Listening to BP CEO Tony Hayward dodge and duck during last week’s congressional inquiry into the explosion of the Macondo oil well in the Gulf of Mexico, I was struck all over again by our stunning, culture-wide inability to face up to ignorance, failure, and mistakes.
That inability is particularly evident up in the power stratosphere, where admissions of error are made rarer by (among other things) threats of litigation, fear of the wrath of voters or shareholders, and a value system that generally prioritizes certainty and ego over curiosity and humility. But this problem is hardly limited to our political, military, economic and corporate leaders. On the contrary: our society as a whole has completely neglected to master the art of acknowledging our mistakes. In fact, we haven’t even mastered the basic skill of saying “I was wrong.”
– Kathryn Schulz, the author of Being Wrong
As expert planners know, all business plans are wrong. By the time you get around to the third or fourth month of sales, you can see where your initial assumptions were way off base. If you take the time to plan your business, you are setting yourself up to be proven wrong again and again, especially if you do it the right way, with regular review and analysis.
The paradox is that if you avoid planning to avoid being wrong, you’re also reducing your chances of success.
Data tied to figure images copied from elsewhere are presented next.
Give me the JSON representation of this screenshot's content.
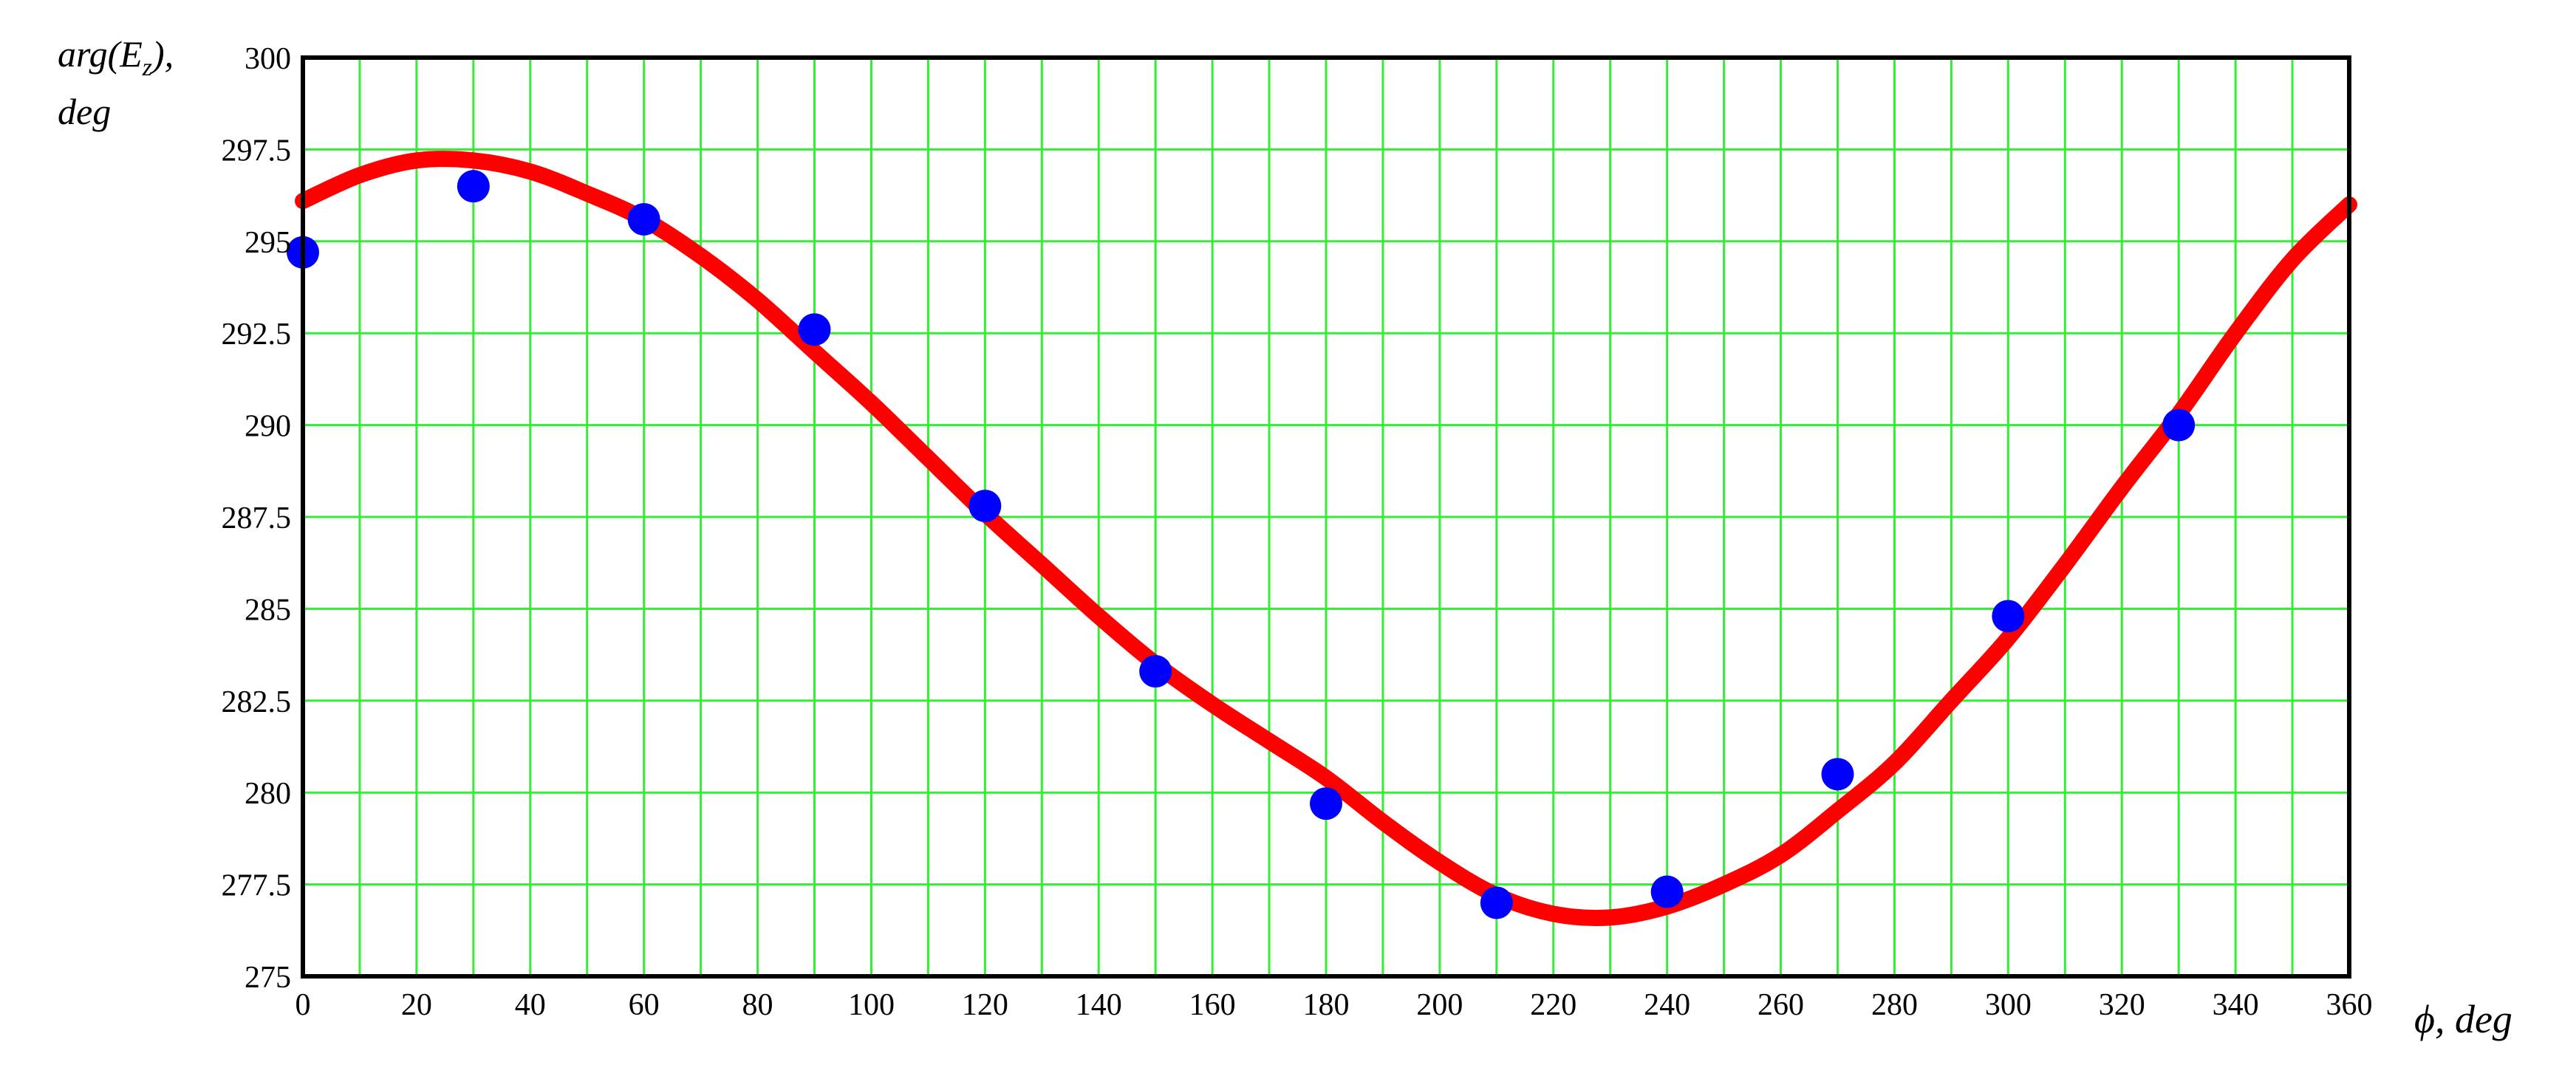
{
  "chart_data": {
    "type": "line",
    "title": "",
    "xlabel": "ϕ, deg",
    "ylabel_line1": "arg(E",
    "ylabel_sub": "z",
    "ylabel_line1_end": "),",
    "ylabel_line2": "deg",
    "xlim": [
      0,
      360
    ],
    "ylim": [
      275,
      300
    ],
    "x_ticks": [
      0,
      20,
      40,
      60,
      80,
      100,
      120,
      140,
      160,
      180,
      200,
      220,
      240,
      260,
      280,
      300,
      320,
      340,
      360
    ],
    "y_ticks": [
      275,
      277.5,
      280,
      282.5,
      285,
      287.5,
      290,
      292.5,
      295,
      297.5,
      300
    ],
    "x_tick_labels": [
      "0",
      "20",
      "40",
      "60",
      "80",
      "100",
      "120",
      "140",
      "160",
      "180",
      "200",
      "220",
      "240",
      "260",
      "280",
      "300",
      "320",
      "340",
      "360"
    ],
    "y_tick_labels": [
      "275",
      "277.5",
      "280",
      "282.5",
      "285",
      "287.5",
      "290",
      "292.5",
      "295",
      "297.5",
      "300"
    ],
    "grid": true,
    "colors": {
      "grid": "#33ee33",
      "curve": "#ff0000",
      "points": "#0000ff",
      "frame": "#000000"
    },
    "series": [
      {
        "kind": "line",
        "x": [
          0,
          10,
          20,
          30,
          40,
          50,
          60,
          70,
          80,
          90,
          100,
          110,
          120,
          130,
          140,
          150,
          160,
          170,
          180,
          190,
          200,
          210,
          220,
          230,
          240,
          250,
          260,
          270,
          280,
          290,
          300,
          310,
          320,
          330,
          340,
          350,
          360
        ],
        "y": [
          296.1,
          296.8,
          297.2,
          297.2,
          296.9,
          296.3,
          295.6,
          294.6,
          293.4,
          292.0,
          290.6,
          289.1,
          287.6,
          286.2,
          284.8,
          283.5,
          282.4,
          281.4,
          280.4,
          279.2,
          278.1,
          277.2,
          276.7,
          276.6,
          276.9,
          277.5,
          278.3,
          279.5,
          280.8,
          282.5,
          284.2,
          286.2,
          288.3,
          290.3,
          292.5,
          294.5,
          296.0
        ]
      },
      {
        "kind": "scatter",
        "x": [
          0,
          30,
          60,
          90,
          120,
          150,
          180,
          210,
          240,
          270,
          300,
          330
        ],
        "y": [
          294.7,
          296.5,
          295.6,
          292.6,
          287.8,
          283.3,
          279.7,
          277.0,
          277.3,
          280.5,
          284.8,
          290.0
        ]
      }
    ]
  }
}
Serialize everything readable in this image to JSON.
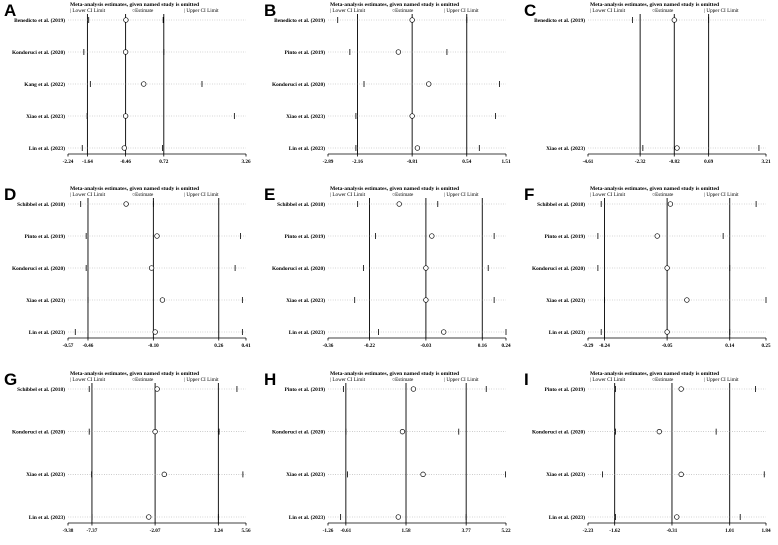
{
  "legend": {
    "title": "Meta-analysis estimates, given named study is omitted",
    "lower": "| Lower CI Limit",
    "estimate": "○Estimate",
    "upper": "| Upper CI Limit"
  },
  "chart_data": [
    {
      "type": "forest",
      "panel": "A",
      "xlim": [
        -2.24,
        3.26
      ],
      "ticks": [
        "-2.24",
        "-1.64",
        "-0.46",
        "0.72",
        "3.26"
      ],
      "overall": {
        "lower": -1.64,
        "estimate": -0.46,
        "upper": 0.72
      },
      "studies": [
        {
          "name": "Benedicto et al. (2019)",
          "lower": -1.6,
          "estimate": -0.45,
          "upper": 0.7
        },
        {
          "name": "Kondoruci et al. (2020)",
          "lower": -1.75,
          "estimate": -0.46,
          "upper": 0.72
        },
        {
          "name": "Kang et al. (2022)",
          "lower": -1.55,
          "estimate": 0.1,
          "upper": 1.9
        },
        {
          "name": "Xiao et al. (2023)",
          "lower": -1.65,
          "estimate": -0.46,
          "upper": 2.9
        },
        {
          "name": "Lin et al. (2023)",
          "lower": -1.8,
          "estimate": -0.5,
          "upper": 0.68
        }
      ]
    },
    {
      "type": "forest",
      "panel": "B",
      "xlim": [
        -2.89,
        1.51
      ],
      "ticks": [
        "-2.89",
        "-2.16",
        "-0.81",
        "0.54",
        "1.51"
      ],
      "overall": {
        "lower": -2.16,
        "estimate": -0.81,
        "upper": 0.54
      },
      "studies": [
        {
          "name": "Benedicto et al. (2019)",
          "lower": -2.65,
          "estimate": -0.81,
          "upper": 0.54
        },
        {
          "name": "Pinto et al. (2019)",
          "lower": -2.35,
          "estimate": -1.15,
          "upper": 0.05
        },
        {
          "name": "Kondoruci et al. (2020)",
          "lower": -2.0,
          "estimate": -0.4,
          "upper": 1.35
        },
        {
          "name": "Xiao et al. (2023)",
          "lower": -2.2,
          "estimate": -0.81,
          "upper": 1.25
        },
        {
          "name": "Lin et al. (2023)",
          "lower": -2.2,
          "estimate": -0.68,
          "upper": 0.85
        }
      ]
    },
    {
      "type": "forest",
      "panel": "C",
      "xlim": [
        -4.61,
        3.21
      ],
      "ticks": [
        "-4.61",
        "-2.32",
        "-0.82",
        "0.69",
        "3.21"
      ],
      "overall": {
        "lower": -2.32,
        "estimate": -0.82,
        "upper": 0.69
      },
      "studies": [
        {
          "name": "Benedicto et al. (2019)",
          "lower": -2.65,
          "estimate": -0.82,
          "upper": 0.69
        },
        {
          "name": "Xiao et al. (2023)",
          "lower": -2.2,
          "estimate": -0.7,
          "upper": 2.9
        }
      ]
    },
    {
      "type": "forest",
      "panel": "D",
      "xlim": [
        -0.57,
        0.41
      ],
      "ticks": [
        "-0.57",
        "-0.46",
        "-0.10",
        "0.26",
        "0.41"
      ],
      "overall": {
        "lower": -0.46,
        "estimate": -0.1,
        "upper": 0.26
      },
      "studies": [
        {
          "name": "Schibbel et al. (2018)",
          "lower": -0.5,
          "estimate": -0.25,
          "upper": -0.1
        },
        {
          "name": "Pinto et al. (2019)",
          "lower": -0.47,
          "estimate": -0.08,
          "upper": 0.38
        },
        {
          "name": "Kondoruci et al. (2020)",
          "lower": -0.47,
          "estimate": -0.11,
          "upper": 0.35
        },
        {
          "name": "Xiao et al. (2023)",
          "lower": -0.46,
          "estimate": -0.05,
          "upper": 0.39
        },
        {
          "name": "Lin et al. (2023)",
          "lower": -0.53,
          "estimate": -0.09,
          "upper": 0.39
        }
      ]
    },
    {
      "type": "forest",
      "panel": "E",
      "xlim": [
        -0.36,
        0.24
      ],
      "ticks": [
        "-0.36",
        "-0.22",
        "-0.03",
        "0.16",
        "0.24"
      ],
      "overall": {
        "lower": -0.22,
        "estimate": -0.03,
        "upper": 0.16
      },
      "studies": [
        {
          "name": "Schibbel et al. (2018)",
          "lower": -0.26,
          "estimate": -0.12,
          "upper": 0.01
        },
        {
          "name": "Pinto et al. (2019)",
          "lower": -0.2,
          "estimate": -0.01,
          "upper": 0.2
        },
        {
          "name": "Kondoruci et al. (2020)",
          "lower": -0.24,
          "estimate": -0.03,
          "upper": 0.18
        },
        {
          "name": "Xiao et al. (2023)",
          "lower": -0.27,
          "estimate": -0.03,
          "upper": 0.2
        },
        {
          "name": "Lin et al. (2023)",
          "lower": -0.19,
          "estimate": 0.03,
          "upper": 0.24
        }
      ]
    },
    {
      "type": "forest",
      "panel": "F",
      "xlim": [
        -0.29,
        0.25
      ],
      "ticks": [
        "-0.29",
        "-0.24",
        "-0.05",
        "0.14",
        "0.25"
      ],
      "overall": {
        "lower": -0.24,
        "estimate": -0.05,
        "upper": 0.14
      },
      "studies": [
        {
          "name": "Schibbel et al. (2018)",
          "lower": -0.25,
          "estimate": -0.04,
          "upper": 0.22
        },
        {
          "name": "Pinto et al. (2019)",
          "lower": -0.26,
          "estimate": -0.08,
          "upper": 0.12
        },
        {
          "name": "Kondoruci et al. (2020)",
          "lower": -0.26,
          "estimate": -0.05,
          "upper": 0.14
        },
        {
          "name": "Xiao et al. (2023)",
          "lower": -0.24,
          "estimate": 0.01,
          "upper": 0.25
        },
        {
          "name": "Lin et al. (2023)",
          "lower": -0.25,
          "estimate": -0.05,
          "upper": 0.14
        }
      ]
    },
    {
      "type": "forest",
      "panel": "G",
      "xlim": [
        -9.38,
        5.56
      ],
      "ticks": [
        "-9.38",
        "-7.37",
        "-2.07",
        "3.24",
        "5.56"
      ],
      "overall": {
        "lower": -7.37,
        "estimate": -2.07,
        "upper": 3.24
      },
      "studies": [
        {
          "name": "Schibbel et al. (2018)",
          "lower": -7.6,
          "estimate": -1.9,
          "upper": 4.8
        },
        {
          "name": "Kondoruci et al. (2020)",
          "lower": -7.6,
          "estimate": -2.07,
          "upper": 3.3
        },
        {
          "name": "Xiao et al. (2023)",
          "lower": -7.4,
          "estimate": -1.3,
          "upper": 5.3
        },
        {
          "name": "Lin et al. (2023)",
          "lower": -7.37,
          "estimate": -2.6,
          "upper": 3.24
        }
      ]
    },
    {
      "type": "forest",
      "panel": "H",
      "xlim": [
        -1.26,
        5.22
      ],
      "ticks": [
        "-1.26",
        "-0.61",
        "1.58",
        "3.77",
        "5.22"
      ],
      "overall": {
        "lower": -0.61,
        "estimate": 1.58,
        "upper": 3.77
      },
      "studies": [
        {
          "name": "Pinto et al. (2019)",
          "lower": -0.7,
          "estimate": 1.85,
          "upper": 4.5
        },
        {
          "name": "Kondoruci et al. (2020)",
          "lower": -0.61,
          "estimate": 1.45,
          "upper": 3.5
        },
        {
          "name": "Xiao et al. (2023)",
          "lower": -0.55,
          "estimate": 2.2,
          "upper": 5.2
        },
        {
          "name": "Lin et al. (2023)",
          "lower": -0.8,
          "estimate": 1.3,
          "upper": 3.77
        }
      ]
    },
    {
      "type": "forest",
      "panel": "I",
      "xlim": [
        -2.23,
        1.84
      ],
      "ticks": [
        "-2.23",
        "-1.62",
        "-0.31",
        "1.01",
        "1.84"
      ],
      "overall": {
        "lower": -1.62,
        "estimate": -0.31,
        "upper": 1.01
      },
      "studies": [
        {
          "name": "Pinto et al. (2019)",
          "lower": -1.6,
          "estimate": -0.1,
          "upper": 1.6
        },
        {
          "name": "Kondoruci et al. (2020)",
          "lower": -1.6,
          "estimate": -0.6,
          "upper": 0.7
        },
        {
          "name": "Xiao et al. (2023)",
          "lower": -1.9,
          "estimate": -0.1,
          "upper": 1.8
        },
        {
          "name": "Lin et al. (2023)",
          "lower": -1.6,
          "estimate": -0.2,
          "upper": 1.25
        }
      ]
    }
  ]
}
Fortunately, Schulz offers some tips for improving our comfort levels with admitting we were wrong. Try using these at your next plan review meeting:
Change “blame” to “accountability”
From Schulz’ article:
When the VA learned that the major reason clinicians didn’t report errors wasn’t fear of legal action but a feeling of humiliation, they circulated a definition of “blameworthy” harm to a patient that limited such cases to those involving assault, the use of illegal substances, or intentionally attempting obviously dangerous procedures. The result? Error reporting shot up 30-fold.
The point of a regular plan review isn’t to point fingers, but to adjust course so that you can act, and not just react. Offer incentives for employees to analyze their own plan vs. actual results, figure out what assumptions were wrong, and how to adjust the aspects of the plan within their control to better take advantage of reality. As Schulz points out in another piece, “You cannot in good faith insist that people acknowledge their mistakes if you intend to shower them with moral outrage when they do so.”
Part of encouraging a culture of accountability is taking care of people who cry wolf:
In fairy tales, crying wolf is a bad thing. In management, dealing with employees in a company, it’s a good thing. Crying wolf means sounding false alarms. Saying something isn’t working. The messaging is wrong, production is faulty, customers are getting the wrong idea, the parking lot is icy, or whatever. And I’ve learned, in some 30 years managing people, that you should treasure the employees who care enough to sound the alarms.
Don’t take yourself so seriously
Schulz offers examples of humorous ways people have found to ease the comfort of being wrong, from a woman who uses the phrase, “I hate it when you’re right,” to the college friends who stop and clap when one of them admits to being wrong. Poking fun at ourselves is a really great way to ease the sting of admitting a mistake.
Maybe your business needs a whiteboard with a title that says, “things we were wrong about this week.” Or a planning meeting where you let people run wild with best-possible-scenarios, like finding out that the rubber widgets you make also cure cancer and taste like candy. Be creative. Have fun. Be wrong.
Finally, if fear of being wrong is keeping you from planning your business, take heart: even the big guys make simple mistakes, sometimes.